As reformas microeconômicas correspondem ou a projetos de regulação de mercados e setores específicos da economia, ou a projetos que visam melhorar o ambiente de negócios como um todo. A segunda característica importante destas propostas é o fato de serem mudanças legais de natureza infraconstitucional. Por fim, a agenda de reformas micro também se define por sua orientação pró-mercado, com o objetivo de criar incentivos para maiores investimentos privados.
O quadro abaixo enumera as 17 reformas econômicas aprovadas pelo Congresso Nacional e sancionadas pela Presidência da República nos três primeiros anos do atual ciclo de governo. O ritmo de aprovação das reformas não foi homogêneo: mais lento nos dois primeiros anos (3 reformas aprovadas em 2019 e 2 em 2020), e bem mais intenso na segunda metade do período (nada menos que 11 reformas foram sancionadas em 2021, e uma já em janeiro de 2022).
Cada item dessa lista teve uma história e poderia virar um artigo próprio. Mas aqui apresento somente um panorama geral. Além disso, o impacto econômico efetivo dessas reformas não se esgota no curto prazo e, portanto, nem poderia ser avaliado aqui.
Achei, porém, interessante registrar a origem institucional de cada reforma microeconômica aprovada, ou, em outras palavras, se a respectiva lei foi originalmente proposta pelo Poder Executivo, pela Câmara ou pelo Senado.
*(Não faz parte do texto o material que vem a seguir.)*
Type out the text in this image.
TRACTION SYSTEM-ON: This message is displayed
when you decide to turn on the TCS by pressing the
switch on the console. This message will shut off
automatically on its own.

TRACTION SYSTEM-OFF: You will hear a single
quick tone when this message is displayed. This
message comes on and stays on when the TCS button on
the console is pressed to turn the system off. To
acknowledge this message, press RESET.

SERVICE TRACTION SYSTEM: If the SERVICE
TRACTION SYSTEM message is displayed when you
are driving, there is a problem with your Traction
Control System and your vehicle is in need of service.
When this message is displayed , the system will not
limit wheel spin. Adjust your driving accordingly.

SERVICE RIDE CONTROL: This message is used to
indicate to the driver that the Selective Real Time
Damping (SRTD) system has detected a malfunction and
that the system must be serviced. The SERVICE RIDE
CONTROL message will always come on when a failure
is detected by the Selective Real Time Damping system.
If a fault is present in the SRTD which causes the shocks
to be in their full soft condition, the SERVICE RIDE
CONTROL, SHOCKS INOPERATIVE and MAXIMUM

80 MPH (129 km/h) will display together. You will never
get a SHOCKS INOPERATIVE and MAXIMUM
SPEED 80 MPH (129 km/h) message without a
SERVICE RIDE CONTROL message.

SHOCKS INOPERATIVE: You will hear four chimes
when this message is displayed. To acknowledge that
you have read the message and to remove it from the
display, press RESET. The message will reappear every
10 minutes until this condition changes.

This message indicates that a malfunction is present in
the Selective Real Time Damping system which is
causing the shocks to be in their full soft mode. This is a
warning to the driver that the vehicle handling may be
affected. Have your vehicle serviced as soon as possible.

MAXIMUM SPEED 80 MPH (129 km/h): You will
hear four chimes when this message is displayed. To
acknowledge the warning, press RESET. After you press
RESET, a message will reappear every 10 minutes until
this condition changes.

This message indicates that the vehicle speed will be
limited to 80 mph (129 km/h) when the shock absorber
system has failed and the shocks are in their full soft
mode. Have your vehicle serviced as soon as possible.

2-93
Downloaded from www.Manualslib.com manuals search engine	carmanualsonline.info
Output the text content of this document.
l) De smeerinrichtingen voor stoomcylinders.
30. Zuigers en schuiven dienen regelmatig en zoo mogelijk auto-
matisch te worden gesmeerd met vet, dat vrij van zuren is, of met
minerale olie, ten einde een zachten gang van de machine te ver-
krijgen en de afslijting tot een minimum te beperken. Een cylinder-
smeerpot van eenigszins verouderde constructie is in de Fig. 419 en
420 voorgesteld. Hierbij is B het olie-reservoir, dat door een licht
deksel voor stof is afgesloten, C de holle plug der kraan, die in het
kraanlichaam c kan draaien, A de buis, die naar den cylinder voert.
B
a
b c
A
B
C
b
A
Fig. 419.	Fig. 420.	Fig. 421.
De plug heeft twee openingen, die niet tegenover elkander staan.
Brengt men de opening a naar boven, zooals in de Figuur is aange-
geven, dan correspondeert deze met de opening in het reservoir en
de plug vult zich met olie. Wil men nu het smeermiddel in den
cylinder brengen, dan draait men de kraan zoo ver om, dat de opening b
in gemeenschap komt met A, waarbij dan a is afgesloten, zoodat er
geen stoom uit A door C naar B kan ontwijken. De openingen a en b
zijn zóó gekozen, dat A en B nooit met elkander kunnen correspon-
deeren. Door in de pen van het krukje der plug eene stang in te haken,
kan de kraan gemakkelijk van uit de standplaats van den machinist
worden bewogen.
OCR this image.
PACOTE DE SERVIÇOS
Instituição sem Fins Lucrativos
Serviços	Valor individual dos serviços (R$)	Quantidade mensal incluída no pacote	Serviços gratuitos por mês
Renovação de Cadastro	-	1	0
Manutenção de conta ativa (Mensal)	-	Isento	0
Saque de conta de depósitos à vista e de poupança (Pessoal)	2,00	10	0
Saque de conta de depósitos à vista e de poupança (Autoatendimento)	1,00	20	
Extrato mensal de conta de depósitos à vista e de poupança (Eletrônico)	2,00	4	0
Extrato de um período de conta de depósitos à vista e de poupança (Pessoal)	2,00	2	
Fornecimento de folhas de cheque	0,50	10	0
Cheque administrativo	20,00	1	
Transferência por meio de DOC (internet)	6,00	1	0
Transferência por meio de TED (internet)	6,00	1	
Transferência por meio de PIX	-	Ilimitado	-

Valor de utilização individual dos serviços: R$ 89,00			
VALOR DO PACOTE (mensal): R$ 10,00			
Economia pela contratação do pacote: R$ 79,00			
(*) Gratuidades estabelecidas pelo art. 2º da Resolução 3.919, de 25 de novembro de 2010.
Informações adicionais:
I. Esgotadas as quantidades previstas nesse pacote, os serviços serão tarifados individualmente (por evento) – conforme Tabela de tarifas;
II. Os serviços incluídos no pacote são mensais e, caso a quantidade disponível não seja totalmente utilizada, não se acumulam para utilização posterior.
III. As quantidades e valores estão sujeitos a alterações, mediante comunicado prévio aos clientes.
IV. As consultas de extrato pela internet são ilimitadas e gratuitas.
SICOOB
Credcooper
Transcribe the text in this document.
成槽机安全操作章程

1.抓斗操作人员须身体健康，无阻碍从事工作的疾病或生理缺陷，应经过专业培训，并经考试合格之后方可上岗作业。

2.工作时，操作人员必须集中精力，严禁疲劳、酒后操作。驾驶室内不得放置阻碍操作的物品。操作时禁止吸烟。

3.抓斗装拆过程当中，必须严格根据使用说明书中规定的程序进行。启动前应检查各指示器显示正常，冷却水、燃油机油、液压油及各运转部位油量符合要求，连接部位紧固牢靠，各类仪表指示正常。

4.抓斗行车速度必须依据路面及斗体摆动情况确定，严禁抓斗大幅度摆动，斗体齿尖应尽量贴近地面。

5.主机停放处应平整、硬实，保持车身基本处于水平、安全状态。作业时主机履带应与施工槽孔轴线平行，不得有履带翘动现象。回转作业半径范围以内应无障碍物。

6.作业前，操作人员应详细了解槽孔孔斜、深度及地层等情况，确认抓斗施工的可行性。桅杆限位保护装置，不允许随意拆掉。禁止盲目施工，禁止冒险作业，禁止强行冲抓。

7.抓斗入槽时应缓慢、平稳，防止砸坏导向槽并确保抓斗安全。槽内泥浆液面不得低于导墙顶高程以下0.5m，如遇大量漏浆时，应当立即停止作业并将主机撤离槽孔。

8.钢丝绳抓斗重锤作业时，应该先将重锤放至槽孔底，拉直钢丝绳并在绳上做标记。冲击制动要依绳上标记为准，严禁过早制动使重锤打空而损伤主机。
No entanto, a aprovação de reformas microeconômicas tipicamente pressupõe alguma cooperação entre as maiorias legislativas e o Palácio do Planalto. Vale, por fim, registrar que diversos projetos dessa lista começaram a sua tramitação legislativa em períodos de governo anteriores (a Lei de Falências, por exemplo, desde 2005).
Seja como for, outra descoberta contraintuitiva revelada pelo quadro é que praticamente dois terços (64,7%) das reformas econômicas aprovadas no período surgiram de projetos de lei originalmente apresentados por senadores (41,2%) ou por deputados (23,5%). Dito de outro modo: é o Congresso Nacional – e não o governo ou o Ministério da Economia – que vem sendo o principal formulador da agenda de reformas microeconômicas no País. E ainda vale ressalvar que das seis reformas que se originaram do Poder Executivo, metade tramitou como medida provisória.
E que outras reformas microeconômicas já aparecem no meu radar para o ano que está em curso? É só conferir este outro quadro, que enumera meia dúzia de reformas (sem contar as que porventura ainda possam ser apresentadas no futuro) com algum potencial para aprovação ao longo de 2022.
Naturalmente, nem todos os novos projetos da agenda de reformas micro serão necessariamente aprovados neste ano. Mas a maioria deles está relativamente próxima disso, seja porque já foram aprovados em uma das casas do Congresso, ou porque estão em regime especial de tramitação (medida provisória ou pedido de urgência). No cenário mais otimista, talvez somente a aprovação do novo marco legal do petróleo acabe ficando para o próximo período de governo.
Resumo da ópera: 1) o quadriênio que estamos prestes a completar será certamente mais lembrado pelos avanços na agenda de reformas micro do que na agenda de reformas macro; e 2) o Congresso é tão ou mais importante que o Ministério da Economia como agente formulador de reformas na legislação econômica.
* Rogerio Schmitt é cientista político e colaborador do Espaço Democrático.
Artigo publicado no site da Fundação Espaço Democrático em 24 de janeiro de 2022.